The 1.8 release of MongoDB also includes sparse indexes, where a collection of data objects may include subsets that are missing one or more fields found in the rest of the set. A database system typically puts a null value in the field and, in some cases, an index is filled with as many nulls as stated values. A sparse index is an optimization that allows the system to omit the nulls in building the index, shrinking its size and allowing it to respond more quickly to queries.

Covered indexes and sparse indexes were pioneered by relational systems. Their addition to a NoSQL system represents an effort to add more relational-like characteristics to systems that still have their own unique properties. In terms of similarities, MongoDB uses Query, Insert, Update, and Remove as commands for managing JSON documents; a relational system uses Select, Insert, Update, and Delete for equivalent functions in handling data. But MongoDB can amend what a relational system would consider a fixed schema and keep adding new objects to the files that it is storing without losing track of them.

NoSQL systems also spread themselves and their data over a server cluster and handle storage and retrieval functions in parallel, greatly increasing the amount of data they can deal with at one time. That property is what gives NoSQL systems the reputation for being "Big Data" systems, with some instances handling petabytes.

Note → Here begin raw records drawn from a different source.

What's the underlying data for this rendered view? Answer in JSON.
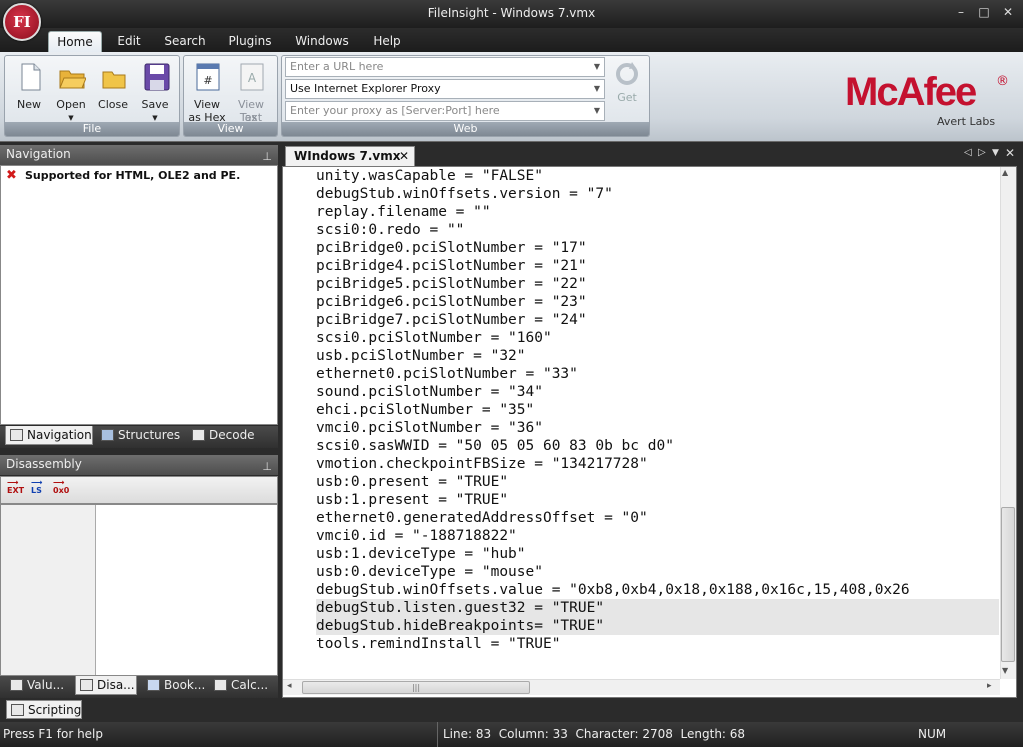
{
  "app": {
    "title": "FileInsight - Windows 7.vmx",
    "logo": "FI"
  },
  "window_controls": {
    "minimize": "–",
    "restore": "□",
    "close": "✕"
  },
  "ribbon_tabs": [
    "Home",
    "Edit",
    "Search",
    "Plugins",
    "Windows",
    "Help"
  ],
  "ribbon": {
    "file_group": {
      "label": "File",
      "buttons": [
        "New",
        "Open",
        "Close",
        "Save"
      ]
    },
    "view_group": {
      "label": "View",
      "hex_line1": "View",
      "hex_line2": "as Hex",
      "text_line1": "View as",
      "text_line2": "Text"
    },
    "web_group": {
      "label": "Web",
      "url_placeholder": "Enter a URL here",
      "proxy_mode": "Use Internet Explorer Proxy",
      "proxy_placeholder": "Enter your proxy as [Server:Port] here",
      "get_label": "Get"
    }
  },
  "brand": {
    "name": "McAfee",
    "reg": "®",
    "sub": "Avert Labs",
    "color": "#c4112f"
  },
  "navigation_panel": {
    "title": "Navigation",
    "message": "Supported for HTML, OLE2 and PE.",
    "tabs": [
      "Navigation",
      "Structures",
      "Decode"
    ]
  },
  "disassembly_panel": {
    "title": "Disassembly",
    "toolbar": [
      "EXT",
      "LS",
      "0x0"
    ],
    "tabs": [
      "Valu...",
      "Disa...",
      "Book...",
      "Calc..."
    ]
  },
  "scripting_tab": "Scripting",
  "document": {
    "tab": "WIndows 7.vmx",
    "lines": [
      "unity.wasCapable = \"FALSE\"",
      "debugStub.winOffsets.version = \"7\"",
      "replay.filename = \"\"",
      "scsi0:0.redo = \"\"",
      "pciBridge0.pciSlotNumber = \"17\"",
      "pciBridge4.pciSlotNumber = \"21\"",
      "pciBridge5.pciSlotNumber = \"22\"",
      "pciBridge6.pciSlotNumber = \"23\"",
      "pciBridge7.pciSlotNumber = \"24\"",
      "scsi0.pciSlotNumber = \"160\"",
      "usb.pciSlotNumber = \"32\"",
      "ethernet0.pciSlotNumber = \"33\"",
      "sound.pciSlotNumber = \"34\"",
      "ehci.pciSlotNumber = \"35\"",
      "vmci0.pciSlotNumber = \"36\"",
      "scsi0.sasWWID = \"50 05 05 60 83 0b bc d0\"",
      "vmotion.checkpointFBSize = \"134217728\"",
      "usb:0.present = \"TRUE\"",
      "usb:1.present = \"TRUE\"",
      "ethernet0.generatedAddressOffset = \"0\"",
      "vmci0.id = \"-188718822\"",
      "usb:1.deviceType = \"hub\"",
      "usb:0.deviceType = \"mouse\"",
      "debugStub.winOffsets.value = \"0xb8,0xb4,0x18,0x188,0x16c,15,408,0x26",
      "debugStub.listen.guest32 = \"TRUE\"",
      "debugStub.hideBreakpoints= \"TRUE\"",
      "tools.remindInstall = \"TRUE\""
    ],
    "selected_lines": [
      24,
      25
    ]
  },
  "status": {
    "help": "Press F1 for help",
    "position": "Line: 83  Column: 33  Character: 2708  Length: 68",
    "num": "NUM"
  }
}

One area of continued difference with relational systems is the NoSQL system's lack of consistency, or ability to answer the same query from two different parties in exactly the same way. NoSQL systems will do data reads from a slightly out of date replica in order to avoid imposing locks that allow fresh data to be written to the sole copy of the data. That means one user might get an answer from a replica and another user, a fraction of a second later, would get a slightly different answer based on an updated system. In most cases, such as in Facebook updates, social networking, or online games, the difference is minor or non-consequential. But that means NoSQL systems are not used in equity trading or bond trading or other settings where consistency is required rather than optional.

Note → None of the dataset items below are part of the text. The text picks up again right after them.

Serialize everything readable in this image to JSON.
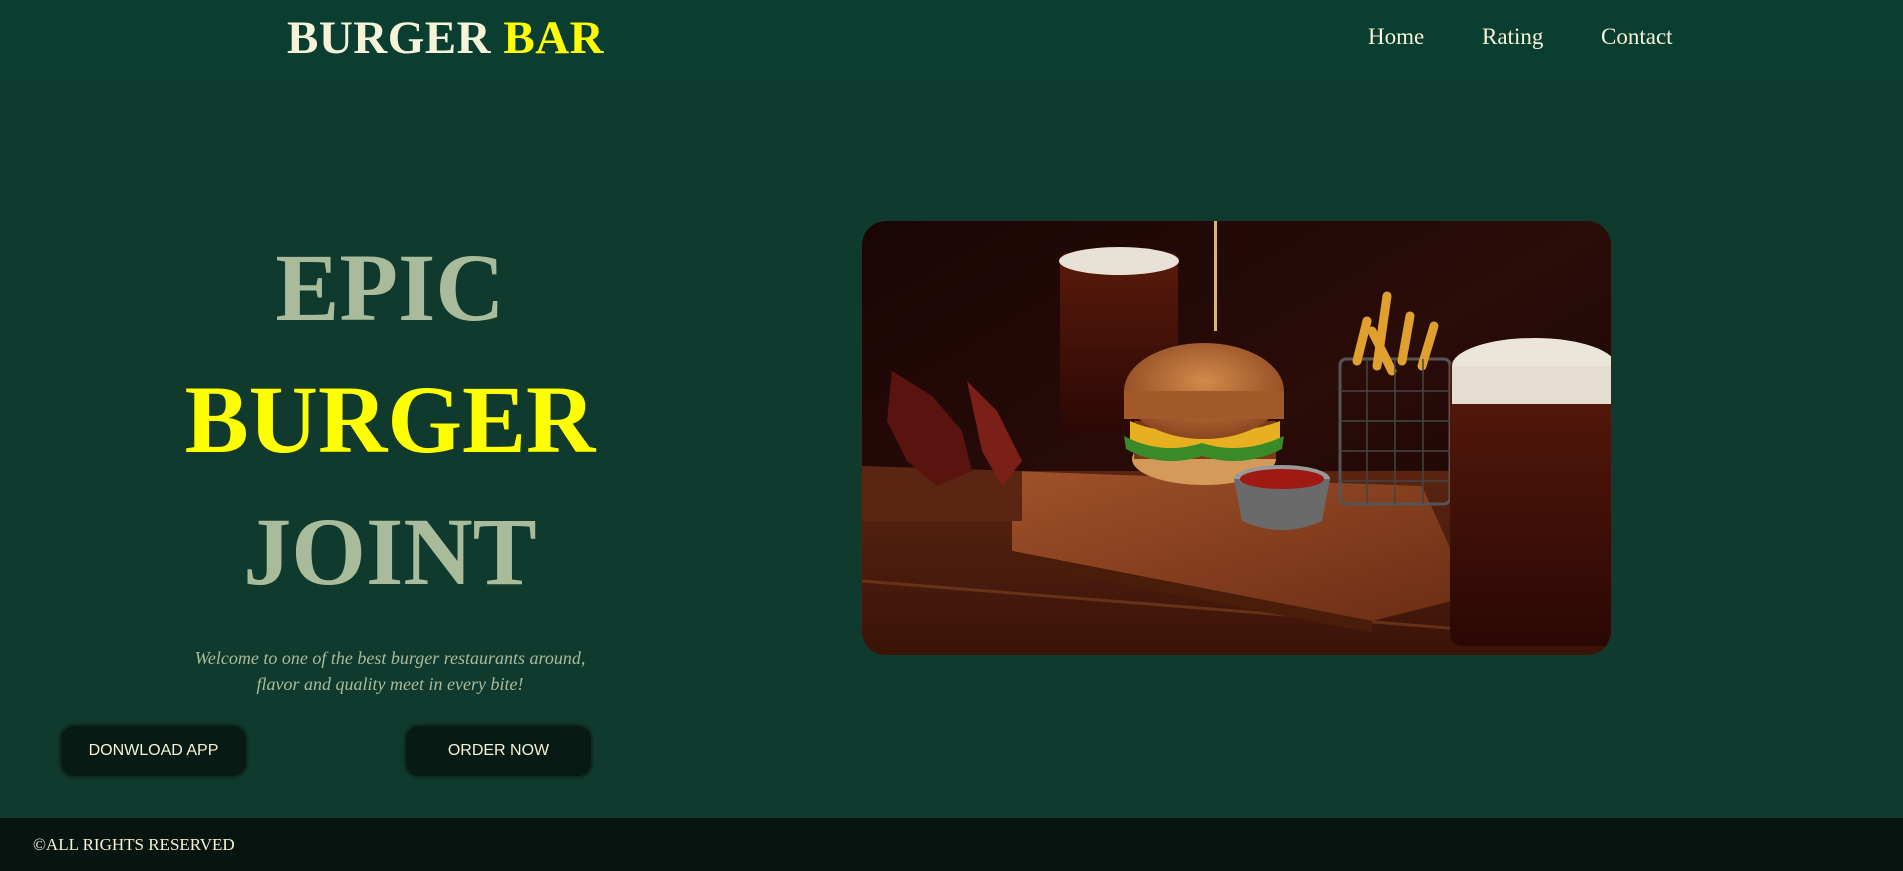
{
  "brand": {
    "word1": "BURGER",
    "word2": "BAR"
  },
  "nav": {
    "items": [
      {
        "label": "Home"
      },
      {
        "label": "Rating"
      },
      {
        "label": "Contact"
      }
    ]
  },
  "hero": {
    "line1": "EPIC",
    "line2": "BURGER",
    "line3": "JOINT",
    "tagline_line1": "Welcome to one of the best burger restaurants around,",
    "tagline_line2": "flavor and quality meet in every bite!",
    "image_subject": "burger with fries and beer on wooden board"
  },
  "buttons": {
    "download": "DONWLOAD APP",
    "order": "ORDER NOW"
  },
  "footer": {
    "text": "©ALL RIGHTS RESERVED"
  },
  "colors": {
    "navbar_bg": "#0a3e31",
    "page_bg": "#113a2e",
    "accent_yellow": "#ffff00",
    "muted_green": "#a8bb9b",
    "cream": "#f5f3d8",
    "button_bg": "#081a14",
    "footer_bg": "#081410"
  }
}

Merriman said MongoDB developers are working with the idea of eventual consistency, where the system can be tuned to be highly efficient in terms of satisfying millions of requests for data, while tolerating a low level of consistency. Or it could be a little less efficient but more consistent in its answers to queries. In the NoSQL world, the idea of consistency can be placed on a slider and moved back and forth, depending on the user needs in the setting in which it will be operating.

That slider does not yet exist. Eventual consistency is a concept that is regularly toyed with by various NoSQL development teams, but there is no definite timeframe for when one of them plans to implement it.